In November 2014, the DIT strategy first launched in Soroti and Hoima Regions (see map), and 13 teams were trained and sent to work at the district level. To date, DITs have visited and provided mentorship to health workers at more than 1500 health facilities in Uganda and staff at all 56 districts. Depending on the challenges identified, mentorship can focus on topics ranging from data recording, reporting, analysis, interpretation and use.
Accurate recording of data is the first step to improving immunization data quality and enables the EPI program to make programmatic decisions based on reliable data. Data should be used at all levels of the system to make evidence-based decisions and take action, from the lowest to highest levels of the system. When data only get reported upward, opportunities can be missed to immediately improve access to and utilization of health services at the health facility level. For example, if health facility staff analyze the health facility data using monitoring charts and update them regularly, they are better able to determine how many children have missed scheduled vaccinations and can determine how to reach unvaccinated children.

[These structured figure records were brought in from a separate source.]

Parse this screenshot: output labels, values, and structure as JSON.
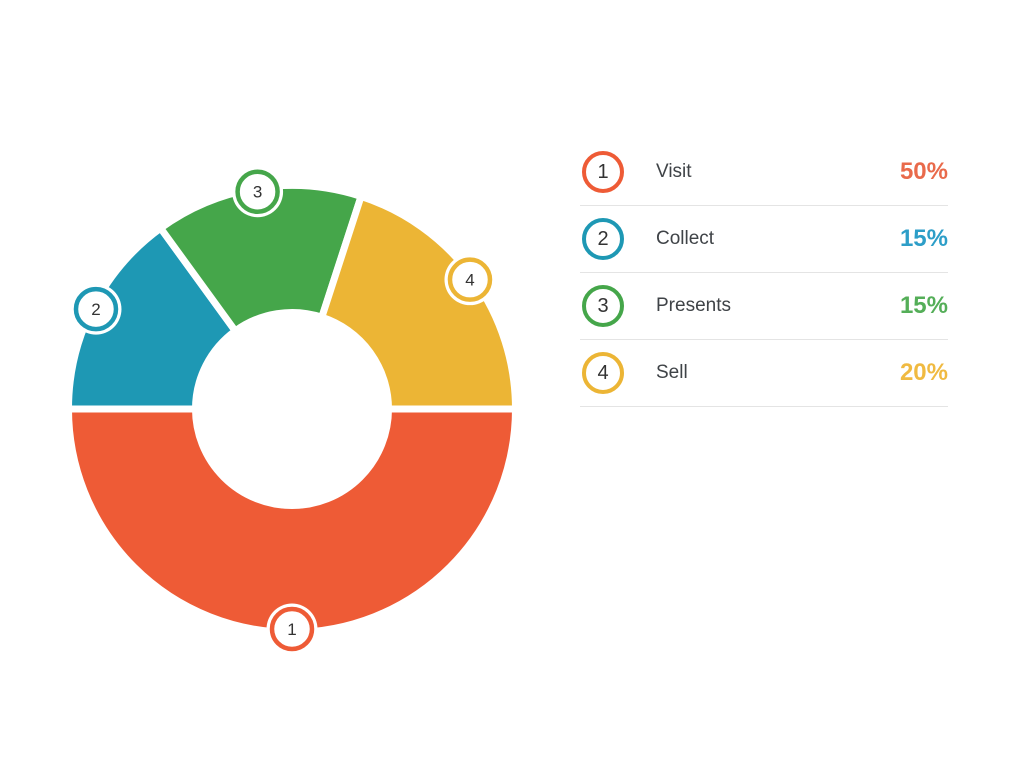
{
  "colors": {
    "background": "#FFFFFF",
    "divider": "#E4E4E4",
    "label_text": "#3F4347",
    "marker_number": "#333333",
    "segment_gap": "#FFFFFF"
  },
  "chart_data": {
    "type": "pie",
    "subtype": "donut",
    "title": "",
    "categories": [
      "Visit",
      "Collect",
      "Presents",
      "Sell"
    ],
    "values": [
      50,
      15,
      15,
      20
    ],
    "unit": "%",
    "legend_position": "right",
    "start_angle_from_north_cw": 90,
    "items": [
      {
        "num": "1",
        "label": "Visit",
        "value": 50,
        "pct_label": "50%",
        "color": "#EE5B36",
        "pct_color": "#E96A4B"
      },
      {
        "num": "2",
        "label": "Collect",
        "value": 15,
        "pct_label": "15%",
        "color": "#1E98B4",
        "pct_color": "#2D9EC8"
      },
      {
        "num": "3",
        "label": "Presents",
        "value": 15,
        "pct_label": "15%",
        "color": "#45A64A",
        "pct_color": "#54AE58"
      },
      {
        "num": "4",
        "label": "Sell",
        "value": 20,
        "pct_label": "20%",
        "color": "#ECB535",
        "pct_color": "#F0BA41"
      }
    ]
  }
}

The DIT strategy aims to not only identify challenges related to data quality at the health facility and district level, but also to determine the root causes of data quality issues. What we’re finding is that data quality issues stem from a variety of different causes – from lack of knowledge on how to correctly record immunization data, to not having enough standard data collection tools available, to not having enough resources to physically send the monthly report to the district level (sometimes health facilities are very far away from the district office). There’s no magic bullet to improve data quality, and it’s important to understand the root causes in order to develop targeted, specific and immediately actionable recommendations. Emphasizing the importance of every person’s contribution is also critical; being part of such a large health system, it’s easy to feel lost and unimportant.

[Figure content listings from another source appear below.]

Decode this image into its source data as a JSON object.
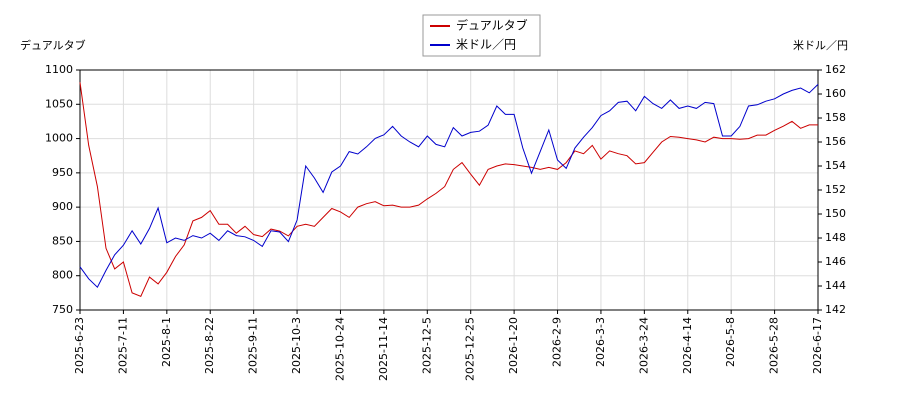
{
  "chart_data": {
    "type": "line",
    "y_label": "デュアルタブ",
    "y2_label": "米ドル／円",
    "categories": [
      "2025-6-23",
      null,
      null,
      null,
      null,
      "2025-7-11",
      null,
      null,
      null,
      null,
      "2025-8-1",
      null,
      null,
      null,
      null,
      "2025-8-22",
      null,
      null,
      null,
      null,
      "2025-9-11",
      null,
      null,
      null,
      null,
      "2025-10-3",
      null,
      null,
      null,
      null,
      "2025-10-24",
      null,
      null,
      null,
      null,
      "2025-11-14",
      null,
      null,
      null,
      null,
      "2025-12-5",
      null,
      null,
      null,
      null,
      "2025-12-25",
      null,
      null,
      null,
      null,
      "2026-1-20",
      null,
      null,
      null,
      null,
      "2026-2-9",
      null,
      null,
      null,
      null,
      "2026-3-3",
      null,
      null,
      null,
      null,
      "2026-3-24",
      null,
      null,
      null,
      null,
      "2026-4-14",
      null,
      null,
      null,
      null,
      "2026-5-8",
      null,
      null,
      null,
      null,
      "2026-5-28",
      null,
      null,
      null,
      null,
      "2026-6-17"
    ],
    "series": [
      {
        "name": "デュアルタブ",
        "color": "#cc0000",
        "axis": "y",
        "values": [
          1082,
          990,
          930,
          840,
          810,
          820,
          775,
          770,
          798,
          788,
          805,
          828,
          845,
          880,
          885,
          895,
          875,
          875,
          862,
          872,
          860,
          857,
          868,
          865,
          858,
          872,
          875,
          872,
          885,
          898,
          893,
          885,
          900,
          905,
          908,
          902,
          903,
          900,
          900,
          903,
          912,
          920,
          930,
          955,
          965,
          948,
          932,
          955,
          960,
          963,
          962,
          960,
          958,
          955,
          958,
          955,
          965,
          982,
          978,
          990,
          970,
          982,
          978,
          975,
          963,
          965,
          980,
          995,
          1003,
          1002,
          1000,
          998,
          995,
          1002,
          1000,
          1000,
          999,
          1000,
          1005,
          1005,
          1012,
          1018,
          1025,
          1015,
          1020,
          1020
        ]
      },
      {
        "name": "米ドル／円",
        "color": "#0000cc",
        "axis": "y2",
        "values": [
          145.6,
          144.6,
          143.9,
          145.3,
          146.6,
          147.4,
          148.6,
          147.5,
          148.8,
          150.5,
          147.6,
          148,
          147.8,
          148.2,
          148,
          148.4,
          147.8,
          148.6,
          148.2,
          148.1,
          147.8,
          147.3,
          148.6,
          148.5,
          147.7,
          149.5,
          154,
          153,
          151.8,
          153.5,
          154,
          155.2,
          155,
          155.6,
          156.3,
          156.6,
          157.3,
          156.5,
          156,
          155.6,
          156.5,
          155.8,
          155.6,
          157.2,
          156.5,
          156.8,
          156.9,
          157.4,
          159,
          158.3,
          158.3,
          155.5,
          153.4,
          155.2,
          157,
          154.5,
          153.8,
          155.5,
          156.4,
          157.2,
          158.2,
          158.6,
          159.3,
          159.4,
          158.6,
          159.8,
          159.2,
          158.8,
          159.5,
          158.8,
          159,
          158.8,
          159.3,
          159.2,
          156.5,
          156.5,
          157.3,
          159,
          159.1,
          159.4,
          159.6,
          160,
          160.3,
          160.5,
          160.1,
          160.8
        ]
      }
    ],
    "ylim": [
      750,
      1100
    ],
    "yticks": [
      750,
      800,
      850,
      900,
      950,
      1000,
      1050,
      1100
    ],
    "y2lim": [
      142,
      162
    ],
    "y2ticks": [
      142,
      144,
      146,
      148,
      150,
      152,
      154,
      156,
      158,
      160,
      162
    ],
    "grid": true
  }
}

The need for high-quality data has never been greater. At the end of the day, improved data quality means that mothers, children, and families will have better access to improved health services. With the DIT strategy only partially implemented, it’s difficult to quantify any immediate results. However, from on-the-ground experience, I can say that we are making progress – with all credit due to the men and women who fully dedicate themselves to improving public health.